It's Fall and the trailer is perpetually empty these days. Brian lives with his girlfriend (slash wife in one week) at Henry's sister's place a few miles away and Mustard is spending more and more time working on his restaurant-to-be, leaving me the place to myself more often than not. Instead of the suspected outcome of a much cleaner and neater dude-free household, I'm again faced with the sad truth that the dishes in the sink are mine, the dirt on the carpet came from my shoes, and the toothpaste speckles on the mirror only could have come from yours truly. In short, I can't blame these dudes anymore for being slobs and I'm not pushing myself to be cleaner when no one is going to see the place but me. I am, however, getting tons of reading done, writing is underway, and the daunting amount of food piled in every bowl on the counter, tetris-ed in our fridge, and overflowing from half-bushel baskets on our floor takes major precedence over vacuuming the matted sand colored living room carpet.
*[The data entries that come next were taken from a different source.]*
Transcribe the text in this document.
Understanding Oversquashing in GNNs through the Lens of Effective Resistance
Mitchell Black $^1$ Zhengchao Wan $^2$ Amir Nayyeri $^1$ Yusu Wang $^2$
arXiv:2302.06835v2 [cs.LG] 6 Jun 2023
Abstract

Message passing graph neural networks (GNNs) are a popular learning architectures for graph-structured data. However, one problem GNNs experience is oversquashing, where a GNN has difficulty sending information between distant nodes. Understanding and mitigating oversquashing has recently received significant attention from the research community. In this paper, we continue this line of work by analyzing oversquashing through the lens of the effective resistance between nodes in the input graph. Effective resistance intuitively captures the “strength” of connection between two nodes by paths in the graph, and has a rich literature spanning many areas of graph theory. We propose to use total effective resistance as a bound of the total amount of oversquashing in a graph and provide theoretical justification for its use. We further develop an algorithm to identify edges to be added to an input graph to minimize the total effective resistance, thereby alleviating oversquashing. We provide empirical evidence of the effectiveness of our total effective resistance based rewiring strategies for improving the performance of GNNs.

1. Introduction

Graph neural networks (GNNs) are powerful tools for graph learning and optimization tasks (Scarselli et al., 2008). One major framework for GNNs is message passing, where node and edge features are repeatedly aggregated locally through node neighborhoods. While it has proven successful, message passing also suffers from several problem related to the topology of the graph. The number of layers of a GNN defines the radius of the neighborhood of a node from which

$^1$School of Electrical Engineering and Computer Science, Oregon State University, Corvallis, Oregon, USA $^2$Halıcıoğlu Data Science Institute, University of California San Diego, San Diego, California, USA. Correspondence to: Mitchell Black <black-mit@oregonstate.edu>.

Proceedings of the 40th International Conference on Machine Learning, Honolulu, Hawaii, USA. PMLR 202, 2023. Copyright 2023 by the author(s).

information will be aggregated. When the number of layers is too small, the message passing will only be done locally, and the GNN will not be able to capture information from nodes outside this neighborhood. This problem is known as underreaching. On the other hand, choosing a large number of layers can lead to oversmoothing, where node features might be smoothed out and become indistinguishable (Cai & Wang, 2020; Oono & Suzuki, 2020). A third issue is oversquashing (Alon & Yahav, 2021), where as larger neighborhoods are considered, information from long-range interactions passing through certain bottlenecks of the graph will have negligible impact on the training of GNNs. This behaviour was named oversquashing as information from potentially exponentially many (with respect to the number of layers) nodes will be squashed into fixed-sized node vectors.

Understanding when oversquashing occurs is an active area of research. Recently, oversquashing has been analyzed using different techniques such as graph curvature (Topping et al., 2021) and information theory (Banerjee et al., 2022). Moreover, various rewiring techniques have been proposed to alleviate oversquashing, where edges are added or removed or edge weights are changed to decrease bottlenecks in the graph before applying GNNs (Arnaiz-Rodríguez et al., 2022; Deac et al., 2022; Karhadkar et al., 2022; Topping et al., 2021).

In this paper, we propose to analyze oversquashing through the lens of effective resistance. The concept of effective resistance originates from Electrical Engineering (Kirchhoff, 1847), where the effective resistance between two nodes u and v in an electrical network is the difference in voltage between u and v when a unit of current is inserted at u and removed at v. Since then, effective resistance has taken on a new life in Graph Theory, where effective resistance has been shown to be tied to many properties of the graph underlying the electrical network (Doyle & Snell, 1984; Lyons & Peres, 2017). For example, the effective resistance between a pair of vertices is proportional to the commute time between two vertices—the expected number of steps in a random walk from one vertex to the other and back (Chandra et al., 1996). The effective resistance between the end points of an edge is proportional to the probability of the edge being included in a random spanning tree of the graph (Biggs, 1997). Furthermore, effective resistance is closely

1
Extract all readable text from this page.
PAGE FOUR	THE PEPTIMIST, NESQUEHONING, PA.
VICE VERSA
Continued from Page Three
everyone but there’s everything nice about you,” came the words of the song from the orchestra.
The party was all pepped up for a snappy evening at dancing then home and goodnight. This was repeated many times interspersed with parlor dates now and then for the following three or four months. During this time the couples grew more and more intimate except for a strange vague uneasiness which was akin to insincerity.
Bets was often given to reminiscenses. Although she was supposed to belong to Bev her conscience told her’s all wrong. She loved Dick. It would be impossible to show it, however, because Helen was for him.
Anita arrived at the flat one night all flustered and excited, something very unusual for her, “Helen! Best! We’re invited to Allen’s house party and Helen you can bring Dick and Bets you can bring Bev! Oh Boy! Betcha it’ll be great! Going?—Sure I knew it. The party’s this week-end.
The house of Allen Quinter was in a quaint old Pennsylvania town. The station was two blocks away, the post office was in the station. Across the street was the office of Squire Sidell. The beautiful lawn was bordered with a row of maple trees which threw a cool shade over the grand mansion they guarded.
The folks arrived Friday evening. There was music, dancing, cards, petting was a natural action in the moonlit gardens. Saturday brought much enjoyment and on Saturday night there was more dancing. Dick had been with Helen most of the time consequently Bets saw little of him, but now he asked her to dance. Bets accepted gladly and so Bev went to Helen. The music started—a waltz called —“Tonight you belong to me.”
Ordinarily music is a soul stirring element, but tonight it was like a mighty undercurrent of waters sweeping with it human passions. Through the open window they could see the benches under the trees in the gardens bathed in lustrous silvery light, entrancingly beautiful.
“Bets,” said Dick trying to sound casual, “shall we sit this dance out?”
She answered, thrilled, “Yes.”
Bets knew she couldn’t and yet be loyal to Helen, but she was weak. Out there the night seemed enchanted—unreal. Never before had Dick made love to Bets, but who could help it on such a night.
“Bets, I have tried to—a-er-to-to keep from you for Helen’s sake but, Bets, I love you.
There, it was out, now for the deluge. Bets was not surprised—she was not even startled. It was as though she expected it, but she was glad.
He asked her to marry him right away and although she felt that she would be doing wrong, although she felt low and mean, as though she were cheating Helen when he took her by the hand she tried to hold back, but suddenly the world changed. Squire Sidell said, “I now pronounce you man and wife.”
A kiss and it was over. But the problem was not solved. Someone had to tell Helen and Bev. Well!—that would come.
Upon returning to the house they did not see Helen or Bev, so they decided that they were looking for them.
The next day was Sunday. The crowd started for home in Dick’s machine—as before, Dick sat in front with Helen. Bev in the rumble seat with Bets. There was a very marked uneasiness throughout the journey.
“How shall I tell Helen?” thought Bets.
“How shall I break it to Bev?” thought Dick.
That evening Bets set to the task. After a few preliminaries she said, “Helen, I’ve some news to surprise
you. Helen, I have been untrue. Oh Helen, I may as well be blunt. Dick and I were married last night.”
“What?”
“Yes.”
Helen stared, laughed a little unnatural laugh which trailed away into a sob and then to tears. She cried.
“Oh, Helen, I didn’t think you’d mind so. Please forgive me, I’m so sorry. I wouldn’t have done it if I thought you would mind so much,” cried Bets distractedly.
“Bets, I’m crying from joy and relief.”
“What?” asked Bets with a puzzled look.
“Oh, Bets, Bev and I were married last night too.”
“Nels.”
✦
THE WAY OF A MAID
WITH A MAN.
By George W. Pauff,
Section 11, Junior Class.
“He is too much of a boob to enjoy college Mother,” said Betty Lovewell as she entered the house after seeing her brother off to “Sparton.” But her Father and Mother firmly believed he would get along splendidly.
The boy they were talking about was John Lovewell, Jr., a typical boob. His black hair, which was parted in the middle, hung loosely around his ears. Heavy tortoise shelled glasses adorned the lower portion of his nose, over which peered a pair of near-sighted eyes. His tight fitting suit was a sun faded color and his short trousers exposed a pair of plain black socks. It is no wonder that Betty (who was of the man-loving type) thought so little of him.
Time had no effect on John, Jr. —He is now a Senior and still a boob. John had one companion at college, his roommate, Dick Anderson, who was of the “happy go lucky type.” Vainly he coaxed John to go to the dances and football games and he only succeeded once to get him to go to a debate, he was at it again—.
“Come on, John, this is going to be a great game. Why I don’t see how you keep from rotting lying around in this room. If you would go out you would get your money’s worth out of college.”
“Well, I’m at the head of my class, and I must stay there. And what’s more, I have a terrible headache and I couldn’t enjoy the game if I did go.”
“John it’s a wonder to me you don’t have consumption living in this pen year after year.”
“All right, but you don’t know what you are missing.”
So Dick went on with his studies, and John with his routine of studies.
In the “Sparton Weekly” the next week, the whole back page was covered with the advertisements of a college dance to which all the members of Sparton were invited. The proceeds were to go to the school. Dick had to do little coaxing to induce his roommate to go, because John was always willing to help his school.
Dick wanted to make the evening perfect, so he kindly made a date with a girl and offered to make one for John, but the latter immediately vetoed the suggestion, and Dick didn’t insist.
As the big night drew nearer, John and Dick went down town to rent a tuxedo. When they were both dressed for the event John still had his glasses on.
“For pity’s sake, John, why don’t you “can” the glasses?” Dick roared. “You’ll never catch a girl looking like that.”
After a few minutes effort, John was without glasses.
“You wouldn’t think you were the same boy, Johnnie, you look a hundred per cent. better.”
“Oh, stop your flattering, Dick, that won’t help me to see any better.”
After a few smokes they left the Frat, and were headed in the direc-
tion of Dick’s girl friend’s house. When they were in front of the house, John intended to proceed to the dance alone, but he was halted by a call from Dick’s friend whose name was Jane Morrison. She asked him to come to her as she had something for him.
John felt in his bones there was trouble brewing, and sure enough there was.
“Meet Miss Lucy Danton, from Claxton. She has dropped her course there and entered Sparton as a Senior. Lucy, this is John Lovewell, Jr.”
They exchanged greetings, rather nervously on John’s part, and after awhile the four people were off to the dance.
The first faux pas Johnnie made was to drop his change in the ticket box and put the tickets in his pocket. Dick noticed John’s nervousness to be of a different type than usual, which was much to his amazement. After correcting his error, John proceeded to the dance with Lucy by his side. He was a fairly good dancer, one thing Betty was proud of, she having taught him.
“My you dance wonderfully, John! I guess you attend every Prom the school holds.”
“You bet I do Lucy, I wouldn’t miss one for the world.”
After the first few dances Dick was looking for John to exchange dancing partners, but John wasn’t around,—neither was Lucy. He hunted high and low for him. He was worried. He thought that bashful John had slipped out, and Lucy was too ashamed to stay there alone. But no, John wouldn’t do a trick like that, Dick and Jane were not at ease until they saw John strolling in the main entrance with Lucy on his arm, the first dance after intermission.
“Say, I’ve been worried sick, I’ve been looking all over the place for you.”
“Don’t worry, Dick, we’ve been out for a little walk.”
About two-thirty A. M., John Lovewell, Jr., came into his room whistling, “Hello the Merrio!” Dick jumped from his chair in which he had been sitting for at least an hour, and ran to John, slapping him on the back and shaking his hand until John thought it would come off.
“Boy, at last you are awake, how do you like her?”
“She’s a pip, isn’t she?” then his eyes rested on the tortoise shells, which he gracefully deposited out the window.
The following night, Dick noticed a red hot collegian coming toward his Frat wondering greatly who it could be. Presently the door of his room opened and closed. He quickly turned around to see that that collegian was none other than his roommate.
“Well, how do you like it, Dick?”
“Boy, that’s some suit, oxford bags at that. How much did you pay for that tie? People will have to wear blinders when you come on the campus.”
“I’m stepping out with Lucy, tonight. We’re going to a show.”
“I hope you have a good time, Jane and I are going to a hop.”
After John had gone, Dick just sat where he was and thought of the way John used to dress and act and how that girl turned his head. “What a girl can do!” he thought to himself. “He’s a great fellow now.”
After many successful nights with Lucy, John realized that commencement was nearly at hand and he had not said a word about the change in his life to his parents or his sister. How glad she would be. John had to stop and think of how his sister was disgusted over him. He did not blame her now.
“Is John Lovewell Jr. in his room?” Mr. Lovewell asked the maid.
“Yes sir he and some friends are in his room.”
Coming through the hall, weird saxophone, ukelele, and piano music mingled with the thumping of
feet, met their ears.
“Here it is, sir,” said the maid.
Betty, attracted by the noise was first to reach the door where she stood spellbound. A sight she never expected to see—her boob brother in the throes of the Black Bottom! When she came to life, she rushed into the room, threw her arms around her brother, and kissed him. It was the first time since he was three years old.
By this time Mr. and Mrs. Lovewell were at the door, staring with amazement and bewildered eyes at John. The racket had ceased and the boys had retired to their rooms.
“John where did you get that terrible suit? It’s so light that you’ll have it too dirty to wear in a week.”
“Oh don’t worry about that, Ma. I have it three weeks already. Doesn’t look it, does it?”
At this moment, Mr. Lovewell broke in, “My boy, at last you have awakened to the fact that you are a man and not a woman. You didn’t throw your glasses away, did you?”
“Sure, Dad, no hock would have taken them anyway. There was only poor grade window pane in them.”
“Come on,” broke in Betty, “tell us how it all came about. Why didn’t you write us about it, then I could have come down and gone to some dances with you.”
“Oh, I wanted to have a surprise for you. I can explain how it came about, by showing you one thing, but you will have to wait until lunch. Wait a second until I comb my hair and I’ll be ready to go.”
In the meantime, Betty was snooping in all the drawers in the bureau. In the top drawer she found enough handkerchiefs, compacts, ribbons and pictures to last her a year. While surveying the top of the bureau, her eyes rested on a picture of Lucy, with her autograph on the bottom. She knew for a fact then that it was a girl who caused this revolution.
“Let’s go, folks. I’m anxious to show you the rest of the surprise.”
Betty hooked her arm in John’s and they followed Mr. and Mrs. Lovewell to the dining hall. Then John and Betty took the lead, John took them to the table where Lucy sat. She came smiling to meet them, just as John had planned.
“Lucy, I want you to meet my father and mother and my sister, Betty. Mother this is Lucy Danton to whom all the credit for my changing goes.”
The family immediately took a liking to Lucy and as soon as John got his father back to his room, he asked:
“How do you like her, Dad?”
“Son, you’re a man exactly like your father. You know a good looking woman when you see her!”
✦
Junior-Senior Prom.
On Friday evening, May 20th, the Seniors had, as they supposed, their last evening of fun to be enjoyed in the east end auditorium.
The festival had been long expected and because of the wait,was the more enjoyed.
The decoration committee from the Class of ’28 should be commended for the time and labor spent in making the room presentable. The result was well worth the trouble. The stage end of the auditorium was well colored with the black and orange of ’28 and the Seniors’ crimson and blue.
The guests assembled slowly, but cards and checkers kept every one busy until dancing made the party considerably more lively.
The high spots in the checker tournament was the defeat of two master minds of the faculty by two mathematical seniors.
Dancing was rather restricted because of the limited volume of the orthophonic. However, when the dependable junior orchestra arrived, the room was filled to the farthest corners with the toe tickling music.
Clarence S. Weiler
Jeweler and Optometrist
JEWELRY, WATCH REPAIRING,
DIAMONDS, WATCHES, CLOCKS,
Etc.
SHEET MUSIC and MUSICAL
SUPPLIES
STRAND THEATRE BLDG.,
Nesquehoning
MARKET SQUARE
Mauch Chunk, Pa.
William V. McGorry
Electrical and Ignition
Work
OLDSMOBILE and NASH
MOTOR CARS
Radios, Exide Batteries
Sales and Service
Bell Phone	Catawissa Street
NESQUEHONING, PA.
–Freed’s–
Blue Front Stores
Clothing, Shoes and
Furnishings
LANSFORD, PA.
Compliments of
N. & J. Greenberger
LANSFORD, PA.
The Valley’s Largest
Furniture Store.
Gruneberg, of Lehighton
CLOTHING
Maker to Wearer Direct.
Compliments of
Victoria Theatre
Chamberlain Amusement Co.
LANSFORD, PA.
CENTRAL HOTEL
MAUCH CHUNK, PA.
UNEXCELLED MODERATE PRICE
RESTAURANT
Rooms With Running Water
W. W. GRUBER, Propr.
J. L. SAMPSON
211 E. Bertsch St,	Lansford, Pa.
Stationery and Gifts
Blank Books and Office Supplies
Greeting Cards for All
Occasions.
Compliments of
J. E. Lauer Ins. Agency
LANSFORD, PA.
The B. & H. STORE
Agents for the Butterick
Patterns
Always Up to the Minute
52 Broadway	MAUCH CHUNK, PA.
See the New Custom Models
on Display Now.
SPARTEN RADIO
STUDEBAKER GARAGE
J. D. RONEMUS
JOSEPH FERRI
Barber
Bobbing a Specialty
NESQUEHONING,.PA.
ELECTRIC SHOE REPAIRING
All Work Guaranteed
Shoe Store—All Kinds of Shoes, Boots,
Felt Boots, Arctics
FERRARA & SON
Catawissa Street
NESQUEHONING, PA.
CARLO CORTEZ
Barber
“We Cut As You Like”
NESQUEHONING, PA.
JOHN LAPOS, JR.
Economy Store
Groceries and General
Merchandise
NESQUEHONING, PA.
Always.
Since I'm probably venturing West and will probably do so by plane, I've given up freezing the incredible excess of food around this place and have made valiant but ever-failing attempts to limit how many vegetables Mustard and I bring back to the Trailer. Reasonable-Val says, “We only need to bring back the stuff we'll eat the next few days. Piles of food are available Tuesdays, Fridays, Saturdays-- we don't need to each bring a basket home every time.” But then a small voice asks “but what the hell are you going to eat this winter? Get a U-haul, you cheap-ass and use the money you would spend on plane tickets, shipping your thousand books and kitchen gear, and on future groceries to haul a gigantic cooler full of food across the country...”
Maybe. Anyone up for a road trip? I have loads of kale popsicles for the journey.
So disregarding the voice for one more week, I'm mentally preparing myself for my Monday food-day ahead. Usually I'll go to Market on Saturday, hang out in Bloomington Sunday and then Monday is major Trailer go-time. Me versus the “For Us-es”-- the market rejects that we treat like those little grannies raised during the 30's who fill their purses with sugar packets; we just can't seem to leave the stuff behind. I have bowls upon bowls of winter squashes giving me dour little stares from the countertops, pleading not to be forgotten for yet another day: delicatas, acorns, pumpkins, and spaghetti, all mere days, hours, yikes, from the compost pit if I don't do something about them soon. the first of our tiny little sweet potatoes are tantalizingly heaped up in a bowl next to one of our 3 big bowls of potatoes. Must. Eat. Squashes. First. Sigh. Bread is on the rise, and the fridge is so full of greens: mustards, chois, the last of the amaranth, that a greens pie or three might be in order.
Shit, I just walked back from the bathroom and found another bucket full of squashes and potatoes on the ground, deposited by some dastardly fairy in the night (or flung down at the front door by my sluggish, sleep-deprived post-harvest day self). Greens pies, pumpkin pies, butter crust city. Population: Val.